Moving over to the Browse Data
tab, we see that a few more commands get added to the SQL Log
each time a table is selected from the dropdown menu. If you aren't super comfortable writing SQL queries by hand, the Database Structure
and Browse Data
tabs are likely where you are going to be spending most of your time. However, even for those of us who have plenty of SQL practice under our belts, the Browse Data
view includes several cool features for quickly filtering the data.
For instance, clicking on any of a table's column names instantly sorts the data by that column, in ascending order (click one more time for descending order). Combine this with the Filter
field under each column name and you can blaze through what might otherwise turn into complicated queries. In the screenshot below I achieved the equivalent of this query...
SELECT *
FROM tracks
WHERE
Name LIKE 'M%' AND
Composer LIKE 'C%' AND
Milliseconds > 100000 AND
GenreId LIKE '%7%'
ORDER BY Name ASC;
...with a couple of clicks and 12 keystrokes.

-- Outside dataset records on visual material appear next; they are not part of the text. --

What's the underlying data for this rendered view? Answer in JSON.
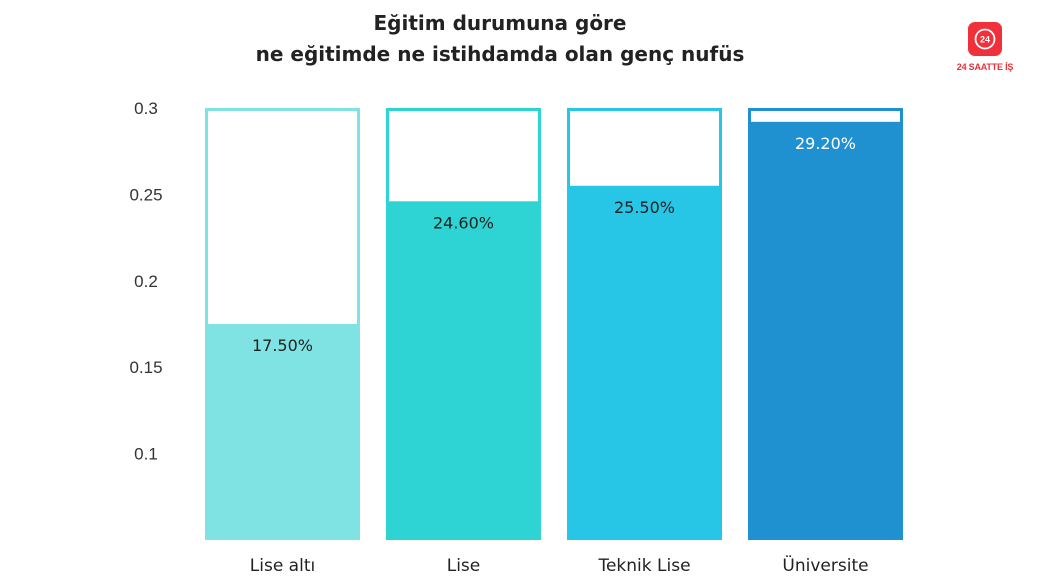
{
  "title_line1": "Eğitim durumuna göre",
  "title_line2": "ne eğitimde ne istihdamda olan genç nufüs",
  "logo": {
    "text": "24 SAATTE İŞ",
    "icon": "24-clock-icon",
    "color": "#f0303a"
  },
  "chart_data": {
    "type": "bar",
    "categories": [
      "Lise altı",
      "Lise",
      "Teknik Lise",
      "Üniversite"
    ],
    "values": [
      0.175,
      0.246,
      0.255,
      0.292
    ],
    "data_labels": [
      "17.50%",
      "24.60%",
      "25.50%",
      "29.20%"
    ],
    "colors": [
      "#7fe3e3",
      "#2ed3d3",
      "#28c6e6",
      "#1f91d0"
    ],
    "label_colors": [
      "#222222",
      "#222222",
      "#222222",
      "#ffffff"
    ],
    "yticks": [
      "0.1",
      "0.15",
      "0.2",
      "0.25",
      "0.3"
    ],
    "ylim": [
      0.05,
      0.3
    ],
    "grid": false,
    "legend": "none"
  }
}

Point-and-click features aside, DB Browser for SQLite makes it easy to query your database manually, either by typing your queries on the fly or by opening a SQL file where you've already prepared and saved your queries. To utilize either of these options, merely navigate over to the Execute SQL
tab.
Since I already had a bunch of queries saved in a file called sample.sql
, I can open that file and hit the Execute
button (or Ctrl + Enter
, F5
or Ctrl + R
on Windows). This will execute all queries in the file or whichever query I have highlighted. However, it is important to note that the output section of the app will only display the results for the most recent query that you have run.
As mentioned earlier, DB4S can become as complex as you want it to, and there are dozens of features that can't be covered in this post but are worth checking out. For example, the Plot
feature (seen in the image at the top of the post) might really interest some readers. Others might be more intrigued by the ability to edit Pragmas at the touch of a button. Either way, so long as its developers stay true to the simple-yet-powerful design that it currently embodies, I'll continue to recommend DB Browser for SQLite as an excellent addition to any SQLite toolkit.